# Doll Chair



## debodun (Mar 13, 2016)

What would you say would be a reasonable price to ask at a garage sale for this hand-made and folk art decorated chair?


----------



## fureverywhere (Mar 13, 2016)

You know I wish I knew how those Road Show people research the items they talk about. They'll have a vase that to us looks like a blue green vase. Then the curator will start talking and say " Oh this is a Varnicky vase from the 1840's. They were crafted in Vermont, but one series came out of Ohio. They were blown using a technique known as...". Then of course they get up to the price and at auction one sold for $7000...How did they find all this stuff out?

Just looking at these pics and not knowing the age or kind of wood. A plain old yard sale $60...and estate sale and you could ask over one hundred perhaps, I'm not sure.


----------



## jujube (Mar 13, 2016)

The only thing I have learned about antiques and collectibles is the following:

#1.  If I want to buy it, it's rare, highly-desired and expensive.

#2.  If I want to sell it, it's common, nobody wants one and it's worth zilch.  

If I ever learn how to turn those two around, I'll let you know....


----------



## FazeFour (Mar 13, 2016)

You shouldn't expect to get a whole lot at a yard sale, but $60 to $100 sounds reasonable to me.

Search antique doll chair and see if you can find something comparable that has been evaluated.


----------



## Ken N Tx (Mar 14, 2016)

CLICK HERE ..for some similar..


----------



## Redd (Mar 14, 2016)

I would put $200 on it and if you see someone interested ask them to make an offer.


----------



## FazeFour (Mar 14, 2016)

debodun, is it a child's seat or a doll's chair. Judging by the size I'd call it a child's seat, which would increase the value, I'm sure.


----------



## RadishRose (Mar 14, 2016)

How is this an antique? How old is it?


----------



## debodun (Mar 16, 2016)

RadishRose said:


> How is this an antique? How old is it?



I have no idea how old it is. It was just something I inherited along with everything else in my parent's house.

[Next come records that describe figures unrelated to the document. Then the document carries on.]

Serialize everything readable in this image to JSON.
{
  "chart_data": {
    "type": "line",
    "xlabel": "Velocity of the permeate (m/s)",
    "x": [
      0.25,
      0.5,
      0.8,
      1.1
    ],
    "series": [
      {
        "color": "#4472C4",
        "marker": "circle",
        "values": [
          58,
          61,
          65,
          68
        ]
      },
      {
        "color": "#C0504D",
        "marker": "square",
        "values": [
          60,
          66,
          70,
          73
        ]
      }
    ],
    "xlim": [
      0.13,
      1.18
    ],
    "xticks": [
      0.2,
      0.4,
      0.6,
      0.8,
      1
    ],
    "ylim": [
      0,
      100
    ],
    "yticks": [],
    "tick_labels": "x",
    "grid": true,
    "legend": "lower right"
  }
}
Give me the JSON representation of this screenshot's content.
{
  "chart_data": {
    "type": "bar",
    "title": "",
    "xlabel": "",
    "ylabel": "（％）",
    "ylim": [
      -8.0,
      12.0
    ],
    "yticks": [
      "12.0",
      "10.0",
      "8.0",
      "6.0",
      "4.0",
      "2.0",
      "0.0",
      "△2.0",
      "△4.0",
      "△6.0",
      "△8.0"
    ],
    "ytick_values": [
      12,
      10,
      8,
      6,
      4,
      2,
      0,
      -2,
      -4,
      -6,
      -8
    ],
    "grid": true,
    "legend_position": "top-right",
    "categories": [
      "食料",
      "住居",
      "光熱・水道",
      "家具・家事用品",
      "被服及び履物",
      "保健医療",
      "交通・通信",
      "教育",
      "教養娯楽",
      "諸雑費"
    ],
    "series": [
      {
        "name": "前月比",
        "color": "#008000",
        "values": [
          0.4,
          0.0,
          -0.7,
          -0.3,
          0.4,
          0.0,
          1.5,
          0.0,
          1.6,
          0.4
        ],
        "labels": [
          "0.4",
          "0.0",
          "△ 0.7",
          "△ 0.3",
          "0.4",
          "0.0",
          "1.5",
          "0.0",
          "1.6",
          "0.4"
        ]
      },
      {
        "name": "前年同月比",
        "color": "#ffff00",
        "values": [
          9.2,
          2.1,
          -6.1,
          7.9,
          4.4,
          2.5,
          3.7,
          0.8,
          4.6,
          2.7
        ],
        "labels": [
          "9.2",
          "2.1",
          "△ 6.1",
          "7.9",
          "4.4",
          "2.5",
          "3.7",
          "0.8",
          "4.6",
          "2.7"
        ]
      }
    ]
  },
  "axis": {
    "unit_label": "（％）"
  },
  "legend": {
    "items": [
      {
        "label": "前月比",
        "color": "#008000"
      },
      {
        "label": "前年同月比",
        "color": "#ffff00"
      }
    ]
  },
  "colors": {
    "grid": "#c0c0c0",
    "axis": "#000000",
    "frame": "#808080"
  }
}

I had $25 on it at last year's garage sale and it didn't sell by August, so I dropped the price to $20 and still no interest.


----------



## FazeFour (Mar 16, 2016)

I'd stick to your price, debodun. Twenty-five bucks is a bargain, imo. If it doesn't sell (and if I were you), I'd nail little hangers on the back and hang it on the wall as a shelf...a few old books and a little vase or figurine, or some framed pictures?


----------



## Debby (Mar 28, 2016)

jujube said:


> The only thing I have learned about antiques and collectibles is the following:
> 
> #1.  If I want to buy it, it's rare, highly-desired and expensive.
> 
> ...




You got that right!  Never fails.


----------